Pourquoi un livre et une exposition sur une forêt qui, aux dires de bon nombre de touristes, n’est constituée que de pins tous identiques les uns aux autres ? Les témoignages de certains visiteurs qui traversent trop hâtivement le massif forestier landais se suivent et se ressemblent. On y retrouve souvent les qualificatifs : monotonie, répétition, uniformité.
Et pourtant les gens qui connaissent bien cette étendue démesurée (environ 1 166 000 hectares) ne sont pas d’accord. Les promeneurs attentifs, – contemplatifs ou chasseurs – qui pratiquent cette forêt utilisent d’autres mots pour qualifier cet environnement unique en Europe : Beauté, diversité, délicatesse, harmonie et richesse.

Mais aussi le flâneur imprudent peut découvrir une nature dangereuse et sournoise.
En effet le doute s’installe rapidement quand vous parcourez des heures durant les pare-feu
des grandes Landes sans voir habitats ou âmes qui vivent. Il ne faut pas être claustrophobe
quand l’horizon se bouche de tous les cotés, quand les pins, sombres et inquiétants vous ceinturent et font barrage à la lumière.

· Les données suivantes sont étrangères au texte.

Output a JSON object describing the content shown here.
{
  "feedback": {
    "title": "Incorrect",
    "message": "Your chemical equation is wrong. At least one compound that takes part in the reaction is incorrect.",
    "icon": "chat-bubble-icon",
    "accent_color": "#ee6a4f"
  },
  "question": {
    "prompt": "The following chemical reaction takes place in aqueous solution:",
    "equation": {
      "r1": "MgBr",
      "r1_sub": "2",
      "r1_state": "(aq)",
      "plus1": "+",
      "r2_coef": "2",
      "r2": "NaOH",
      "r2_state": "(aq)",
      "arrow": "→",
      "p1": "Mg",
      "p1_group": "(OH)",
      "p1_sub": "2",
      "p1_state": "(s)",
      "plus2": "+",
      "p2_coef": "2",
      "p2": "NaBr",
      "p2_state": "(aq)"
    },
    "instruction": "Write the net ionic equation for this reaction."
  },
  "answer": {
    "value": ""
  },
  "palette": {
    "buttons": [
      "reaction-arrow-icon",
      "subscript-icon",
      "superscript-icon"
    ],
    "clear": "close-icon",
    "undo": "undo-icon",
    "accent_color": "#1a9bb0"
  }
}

Cette forêt insolite et avare de sensationnel sait aussi devenir menaçante…
Au fil de ces longues ballades qui ont rythmés ces cinq dernières années, j’ai laissé mon regard s’accoutumer à cette végétation crée et gérée par l’homme. La régularité apparente de la flore gasconne (la forêt de Gascogne est peuplée à
80 % de pins maritimes et à 10 % de chênes) m’a demandé une attention particulière, de plus en plus aiguë pour ne rien rater du spectacle.

Délibérément je me suis intéressé à la vie végétale abandonnant la faune aux photographes animaliers. J’ai cherché la beauté cachée derrière ces pins maritimes tellement envahissants qu’ils en devenaient arrogants. Cet arbre, présent depuis des temps immémoriaux dans cette région s’étend maintenant – par la volonté de l’homme – sur près des trois quarts de la superficie du département des Landes.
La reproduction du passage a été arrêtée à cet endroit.